Solve Integral of dp^2 | Lower Boundary Ps, Upper P0

[hermano]

intgral of dp^2??

Hi,

I have the following equation:

\dot{m} = c \frac{dp^{2}}{dx}

Integration gives:

\dot{m} \int dx = c \int dp^{2}

How can I solve \int dp^{2}??

The lower boundary is Ps and the upper boundary is P0 for the integral!

 

[tiny-tim]

hi hermano!

do you mean dq/dx where q = p² ?

just integrate over q from q = (p_s)² to q = (p₀)²

 

[hermano]

Hi tiny-tim ;-)

I want to integrate dp^2! So you take some parameter q and say that this parameter q is equal to p^2 and then solve the integral of dq instead of dp^2. This gives q again and thus p^2! Then fill in the upper and lower boundary for p: P0^2 - Ps^2

Am I right?

 

[tiny-tim]

if I'm correctly understanding your original equation, yes

 

[hermano]

My original question is how to solve this equation:

\dot{m} \int dx = c \int dp^{2}

My problem is solving the right hand side of the equation namely:

c \int dp^{2}

Your answer is: replace p^{2} by q and solve this 'normal' integral c \int dq! This gives c q, then replace q by p^{2} again so the solution is c p^{2}. Then I only have to fill in the boundaries for p. Right?

 

[tiny-tim]

I think so, yes.

 

[K^2]

dp²/dx is an infinitesimal quantity. On the left side of equation, you have a finite quantity. Something is wrong.

You either have (dp/dx)² or d²p/dx². In either case, review your equation. Where do you get it from, anyways?

 

[hermano]

Hi K^2,

This equation comes from Darcy's law namely \dot{m} = \frac{p Q}{R T}

Fill Q (volumetric flow rate form Darcy's law) in in the above equation gives:

\dot{m} = c p \frac{dp}{dx}

With c all the constants in the equation.

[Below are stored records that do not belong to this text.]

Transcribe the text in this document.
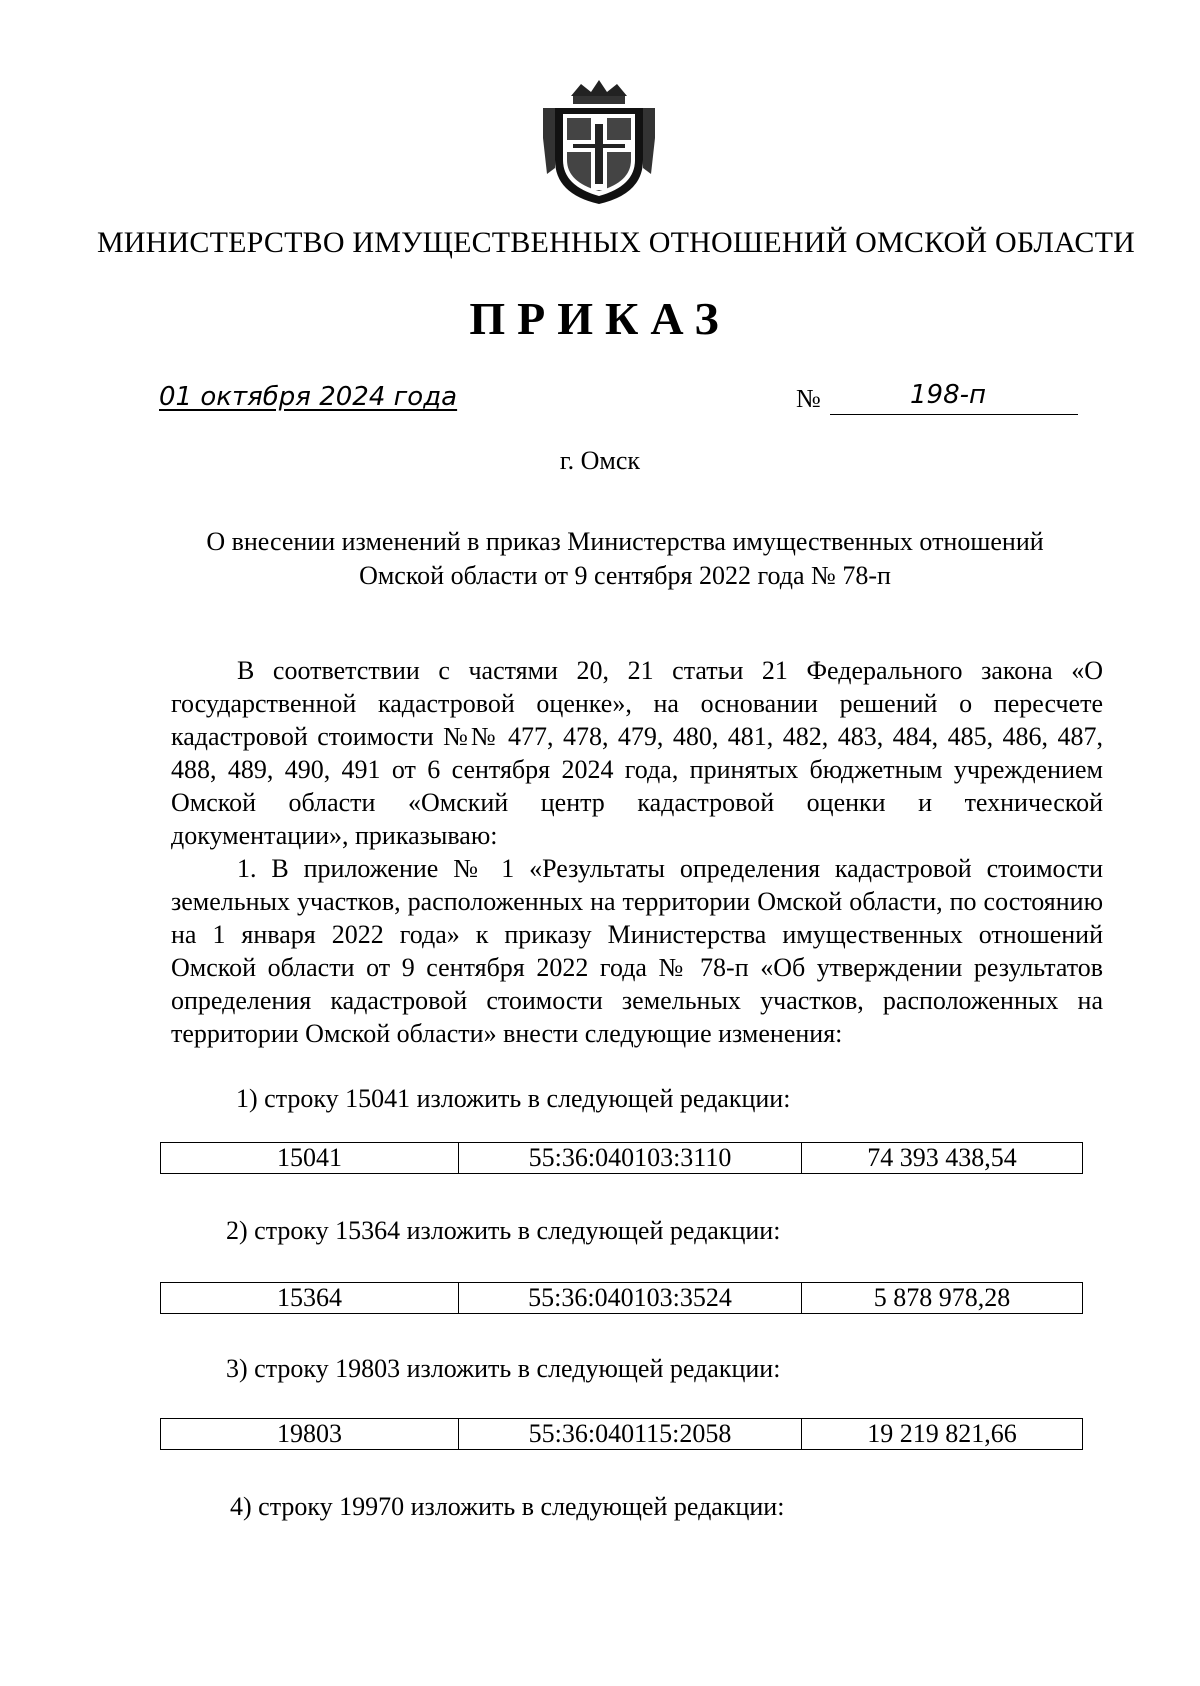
МИНИСТЕРСТВО ИМУЩЕСТВЕННЫХ ОТНОШЕНИЙ ОМСКОЙ ОБЛАСТИ
ПРИКАЗ
01 октября 2024 года	№	198-п
г. Омск
О внесении изменений в приказ Министерства имущественных отношений
Омской области от 9 сентября 2022 года № 78-п

В соответствии с частями 20, 21 статьи 21 Федерального закона «О государственной кадастровой оценке», на основании решений о пересчете кадастровой стоимости №№ 477, 478, 479, 480, 481, 482, 483, 484, 485, 486, 487, 488, 489, 490, 491 от 6 сентября 2024 года, принятых бюджетным учреждением Омской области «Омский центр кадастровой оценки и технической документации», приказываю:

1. В приложение № 1 «Результаты определения кадастровой стоимости земельных участков, расположенных на территории Омской области, по состоянию на 1 января 2022 года» к приказу Министерства имущественных отношений Омской области от 9 сентября 2022 года № 78-п «Об утверждении результатов определения кадастровой стоимости земельных участков, расположенных на территории Омской области» внести следующие изменения:

1) строку 15041 изложить в следующей редакции:
15041	55:36:040103:3110	74 393 438,54
2) строку 15364 изложить в следующей редакции:
15364	55:36:040103:3524	5 878 978,28
3) строку 19803 изложить в следующей редакции:
19803	55:36:040115:2058	19 219 821,66
4) строку 19970 изложить в следующей редакции:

p \frac{dp}{dx} is equal to \frac{1}{2} \frac{dp^2}{dx}

And thus finally I got \dot{m} = \frac{c}{2} \frac{dp^2}{dx}

Solving this:

\dot{m} \int dx = \frac{c}{2} \int dp^{2}

Therefore my question: How to solve \int dp^{2} ??

 

[tiny-tim]

ah, now i see where it comes from!

yes, the whole point of changing pdp/dx to 1/2 d(p²)/dx

(and btw, it's better to write it that way, with brackets)

is because that is a perfect derivative, and you can immediately integrate it to p_f² - p_i².

Incidentally, the same trick enables us to go from F = ma (in mechanics) via a = vdv/dx to ∆(1/2 mv²) ​

 

[hermano]

Tiny-tim,

Do I make a fault against the mathematics by saying that \dot{m} = \frac{c}{2} \frac{dp^2}{dx} can be solved through \dot{m} \int dx = \frac{c}{2} \int dp^{2}??

Then still my question is: how to solve the right hand site of this equation namely the integral of \int dp^{2} ??

 

[K^2]

Yeah, you shouldn't write it as dp²/dx, because that means (dp)²/dx, and that just isn't right. d(p²)/dx, on the other hand, does make sense, and d(p²) can be integrated over using variable substitution.

\int f(u)du = \int f(x)\frac{du}{dx}dx

Which in this case, turns integral over d(p²) into integral over 2p dp.

 

[tiny-tim]

hi hermano!

(btw, we say "a fault in the mathematics" … though you can say "a crime against mathematics"! )

Do I make a fault against the mathematics by saying that \dot{m} = \frac{c}{2} \frac{dp^2}{dx} can be solved through \dot{m} \int dx = \frac{c}{2} \int dp^{2}??

No, we often treat a derivative exactly like a fraction, and multiply both sides by dx (and then integrate) …

that's fine ​

Then still my question is: how to solve the right hand site of this equation namely the integral of \int dp^{2} ??

∫ d(p²) = [p²]

 

[hermano]

Thanks, now it is clear for me!

Maybe you both can help me with another small issue I'm facing with this equation! For the integral of my pressure, I have to fill in the upper and lower boundary for p^2! However, I doubt of the input pressure is my upper or lower boundary, and also the same for the output pressure. What tells me which pressure (input - output) is the upper and lower boundary for my integral?

The equation gives the mass flow through a pipe (Poiseuille) from the high input pressure to the lower ouput pressure.